Figure 9 is the SOC trend of the LFP and NCM batteries under NEDC operating conditions. The decrease trend of the SOC in both batteries is consistent during the operation of the NEDC. The magnitude of SOC decrease in the LFP battery is even greater.
4.2. WLTP Operating Condition
Figure 10 is the voltage plots of the LFP and NCM batteries under WLTP operating conditions. The curve of WLTP voltage change is completely different from that of the operating condition of the NEDC, the contrast of which is shown in
Figure 9 and
Figure 11. The voltage of both types of batteries shows an overall downward trend, but the magnitude of the decrease is not the same. The voltage decrease of the LFP battery is more pronounced at the end of the working condition. The voltage decrease value of the LFP battery reaches 13 V.
Figure 11 is the SOC trend of the LFP and NCM batteries under WLTP operating conditions. The SOC variation patterns of the two batteries are different from those of the NEDC. The decrease in the SOC of the LFP battery is greater than that of the NCM battery.

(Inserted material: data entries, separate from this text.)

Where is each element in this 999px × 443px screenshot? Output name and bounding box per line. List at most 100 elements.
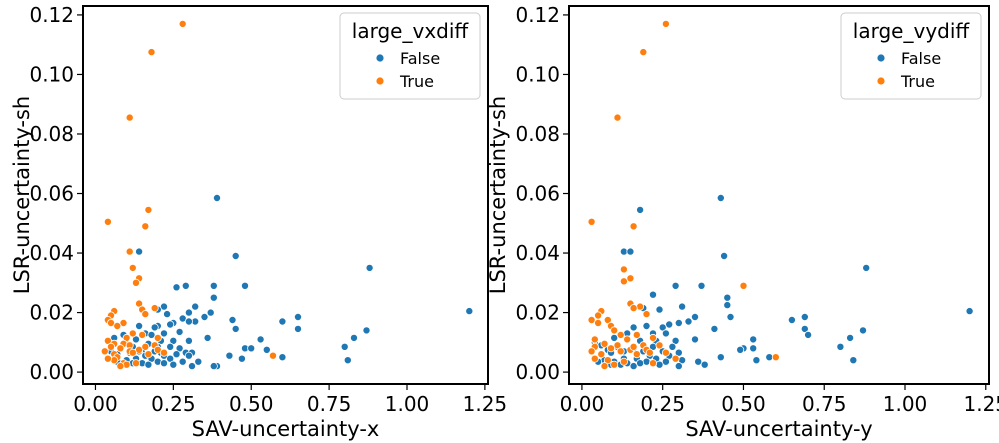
legend-marker-true	[375, 76, 385, 86]
axes-frame	[568, 5, 990, 385]
data-point-true	[150, 304, 159, 313]
data-point-true	[590, 354, 599, 363]
legend-label-true: True	[399, 72, 434, 91]
data-point-true	[610, 326, 619, 335]
data-point-false	[642, 321, 651, 330]
data-point-false	[159, 359, 168, 368]
data-point-true	[639, 48, 648, 57]
data-point-false	[135, 247, 144, 256]
data-point-true	[613, 341, 622, 350]
data-point-true	[616, 330, 625, 339]
data-point-false	[710, 324, 719, 333]
data-point-true	[590, 335, 599, 344]
legend-title: large_vydiff	[853, 19, 971, 43]
data-point-true	[629, 342, 638, 351]
data-point-false	[661, 329, 670, 338]
data-point-false	[720, 251, 729, 260]
data-point-true	[603, 315, 612, 324]
data-point-true	[587, 217, 596, 226]
data-point-false	[700, 360, 709, 369]
legend: large_vxdiff False True	[339, 12, 481, 100]
data-point-false	[749, 335, 758, 344]
data-point-false	[231, 251, 240, 260]
data-point-false	[181, 281, 190, 290]
data-point-false	[150, 323, 159, 332]
data-point-false	[697, 281, 706, 290]
data-point-true	[661, 348, 670, 357]
data-point-false	[655, 305, 664, 314]
data-point-false	[465, 307, 474, 316]
data-point-false	[694, 357, 703, 366]
data-point-false	[278, 317, 287, 326]
data-point-false	[172, 350, 181, 359]
data-point-false	[691, 312, 700, 321]
data-point-false	[240, 281, 249, 290]
data-point-true	[626, 274, 635, 283]
data-point-false	[684, 317, 693, 326]
data-point-true	[128, 348, 137, 357]
data-point-true	[771, 353, 780, 362]
legend-label-false: False	[901, 49, 941, 68]
x-axis-label: SAV-uncertainty-y	[685, 417, 872, 441]
data-point-false	[629, 362, 638, 371]
legend-marker-true	[876, 76, 886, 86]
data-point-false	[658, 323, 667, 332]
data-point-false	[636, 205, 645, 214]
data-point-false	[626, 247, 635, 256]
data-point-false	[723, 293, 732, 302]
data-point-false	[649, 290, 658, 299]
data-point-true	[616, 347, 625, 356]
data-point-false	[665, 320, 674, 329]
data-point-true	[107, 342, 116, 351]
data-point-true	[125, 247, 134, 256]
data-point-true	[655, 341, 664, 350]
x-tick-label: 1.25	[964, 392, 999, 416]
data-point-true	[113, 321, 122, 330]
legend-label-false: False	[400, 49, 440, 68]
y-axis-label: LSR-uncertainty-sh	[486, 96, 510, 294]
data-point-false	[674, 348, 683, 357]
data-point-true	[141, 342, 150, 351]
x-tick-label: 1.00	[883, 392, 928, 416]
data-point-false	[674, 318, 683, 327]
data-point-false	[247, 344, 256, 353]
data-point-true	[138, 330, 147, 339]
data-point-true	[144, 350, 153, 359]
data-point-true	[128, 329, 137, 338]
data-point-false	[237, 354, 246, 363]
data-point-true	[610, 360, 619, 369]
data-point-false	[723, 301, 732, 310]
y-tick-label: 0.06	[515, 182, 560, 206]
data-point-true	[600, 339, 609, 348]
data-point-true	[619, 265, 628, 274]
data-point-false	[209, 293, 218, 302]
x-tick-label: 0.75	[802, 392, 847, 416]
y-tick-label: 0.12	[515, 3, 560, 27]
y-tick-label: 0.06	[29, 182, 74, 206]
data-point-false	[175, 327, 184, 336]
data-point-true	[649, 359, 658, 368]
data-point-false	[636, 359, 645, 368]
data-point-true	[128, 263, 137, 272]
data-point-false	[749, 344, 758, 353]
series-true	[100, 19, 277, 371]
data-point-false	[184, 336, 193, 345]
data-point-true	[645, 348, 654, 357]
x-tick-label: 0.00	[560, 392, 605, 416]
data-point-false	[163, 310, 172, 319]
data-point-true	[597, 350, 606, 359]
data-point-true	[159, 348, 168, 357]
y-tick-label: 0.08	[515, 122, 560, 146]
data-point-true	[661, 19, 670, 28]
data-point-false	[716, 353, 725, 362]
data-point-false	[862, 263, 871, 272]
x-tick-label: 1.25	[463, 392, 508, 416]
data-point-true	[103, 217, 112, 226]
series-true	[587, 19, 780, 371]
data-point-false	[184, 351, 193, 360]
y-tick-label: 0.00	[29, 360, 74, 384]
legend-label-true: True	[900, 72, 935, 91]
data-point-true	[153, 333, 162, 342]
y-tick-label: 0.02	[515, 301, 560, 325]
data-point-false	[343, 356, 352, 365]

4.3. CLTC-P Operating Condition
When the operating under CLTC-P conditions, the highest voltage of both batteries after operation is lower than the conditions of NEDC and WLTP due to frequent changes in speed and significant changes in battery output voltage. The horizontal comparison of the LFP and NCM batteries is consistent with the above conditions, as given in
Figure 12.
Figure 13 is the SOC trend of the LFP and NCM batteries under CLTC-P operating conditions.

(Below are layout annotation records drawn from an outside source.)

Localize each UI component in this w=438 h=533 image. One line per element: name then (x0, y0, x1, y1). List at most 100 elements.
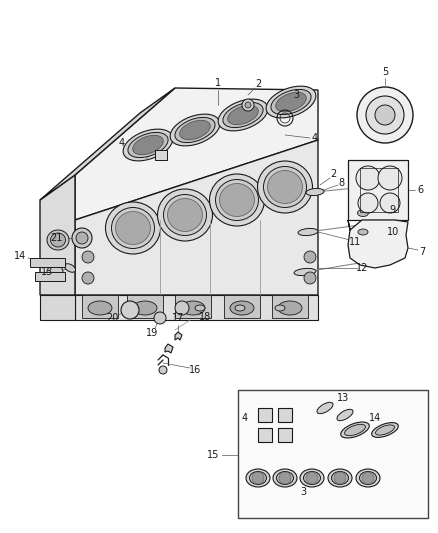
Ellipse shape (298, 229, 318, 236)
Text: 12: 12 (356, 263, 368, 273)
Ellipse shape (273, 469, 297, 487)
Text: 15: 15 (207, 450, 219, 460)
Ellipse shape (167, 198, 202, 231)
Polygon shape (348, 220, 408, 268)
Ellipse shape (47, 230, 69, 250)
Ellipse shape (275, 305, 285, 311)
Circle shape (378, 166, 402, 190)
Text: 16: 16 (189, 365, 201, 375)
Polygon shape (75, 88, 318, 220)
Polygon shape (127, 295, 163, 318)
Ellipse shape (88, 301, 112, 315)
Text: 18: 18 (199, 312, 211, 322)
Ellipse shape (215, 180, 258, 221)
Circle shape (366, 96, 404, 134)
Ellipse shape (304, 472, 321, 484)
Ellipse shape (123, 129, 173, 161)
Polygon shape (82, 295, 118, 318)
Ellipse shape (106, 202, 160, 254)
Ellipse shape (219, 183, 254, 216)
Circle shape (82, 251, 94, 263)
Ellipse shape (228, 106, 258, 125)
Ellipse shape (64, 264, 75, 272)
Ellipse shape (223, 102, 263, 127)
Circle shape (279, 472, 291, 484)
Ellipse shape (112, 207, 155, 248)
Text: 5: 5 (382, 67, 388, 77)
Ellipse shape (278, 301, 302, 315)
Text: 9: 9 (389, 205, 395, 215)
Bar (30, 258, 65, 267)
Ellipse shape (372, 423, 398, 438)
Ellipse shape (264, 166, 307, 207)
Ellipse shape (375, 425, 395, 435)
Ellipse shape (250, 472, 266, 484)
Ellipse shape (276, 92, 306, 112)
Text: 3: 3 (300, 487, 306, 497)
Polygon shape (272, 295, 308, 318)
Ellipse shape (181, 301, 205, 315)
Text: 2: 2 (255, 79, 261, 89)
Ellipse shape (332, 472, 349, 484)
Ellipse shape (133, 135, 163, 155)
Polygon shape (175, 295, 211, 318)
Ellipse shape (341, 422, 369, 438)
Bar (258, 408, 272, 422)
Bar (258, 428, 272, 442)
Polygon shape (40, 295, 75, 320)
Text: 17: 17 (172, 313, 184, 323)
Ellipse shape (306, 189, 324, 196)
Ellipse shape (180, 120, 210, 140)
Polygon shape (75, 295, 318, 320)
Circle shape (304, 272, 316, 284)
Polygon shape (40, 88, 175, 200)
Polygon shape (75, 140, 318, 295)
Polygon shape (165, 344, 173, 353)
Ellipse shape (360, 472, 377, 484)
Text: 6: 6 (417, 185, 423, 195)
Ellipse shape (175, 117, 215, 143)
Ellipse shape (300, 469, 324, 487)
Text: 21: 21 (50, 233, 62, 243)
Text: 7: 7 (419, 247, 425, 257)
Ellipse shape (158, 189, 212, 241)
Bar (278, 428, 292, 442)
Ellipse shape (357, 209, 368, 216)
Polygon shape (40, 175, 75, 295)
Bar (155, 150, 167, 160)
Ellipse shape (170, 114, 220, 146)
Circle shape (242, 99, 254, 111)
Ellipse shape (133, 301, 157, 315)
Text: 2: 2 (330, 169, 336, 179)
Text: 14: 14 (14, 251, 26, 261)
Ellipse shape (294, 269, 316, 276)
Ellipse shape (218, 99, 268, 131)
Bar (238, 390, 428, 518)
Bar (278, 408, 292, 422)
Text: 4: 4 (119, 138, 125, 148)
Ellipse shape (258, 161, 312, 213)
Circle shape (245, 102, 251, 108)
Ellipse shape (266, 86, 316, 118)
Text: 11: 11 (349, 237, 361, 247)
Polygon shape (175, 332, 182, 340)
Circle shape (356, 166, 380, 190)
Ellipse shape (317, 402, 333, 414)
Text: 10: 10 (387, 227, 399, 237)
Ellipse shape (276, 472, 293, 484)
Circle shape (76, 232, 88, 244)
Ellipse shape (235, 305, 245, 311)
Bar (35, 272, 65, 281)
Circle shape (380, 193, 400, 213)
Ellipse shape (163, 195, 206, 236)
Ellipse shape (358, 229, 368, 235)
Ellipse shape (354, 207, 372, 219)
Circle shape (72, 228, 92, 248)
Text: 1: 1 (215, 78, 221, 88)
Bar (360, 168, 398, 212)
Circle shape (334, 472, 346, 484)
Text: 8: 8 (338, 178, 344, 188)
Text: 13: 13 (41, 267, 53, 277)
Ellipse shape (345, 424, 365, 435)
Ellipse shape (337, 409, 353, 421)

Under the CLTC-P operating condition, the SOC variation amplitude of the LFP and NCM batteries was initially slow but decreased rapidly in the latter half, which is related to the increase in speed, battery output voltage and current. The decrease in the SOC of the LFP battery is greater than that of the NCM battery. The data show that the LFP battery has good performance in maintaining the voltage plateau and discharge voltage stability, while the NCM battery has excellent energy density and long-term endurance.
Table 8 is the comparison of the maximum values of the three working conditions.
Under the same initial voltage conditions, the LFP battery has the higher maximum voltage and lower minimum voltage. The current values are relatively close, which received a significantly greater impact from the working conditions than that of the voltage. The maximum current of WLTP is significantly higher than NEDC and CLTC-P operating conditions (>20 A). Low current discharge conditions should be emulated in teaching simulation and experiments for safety reasons.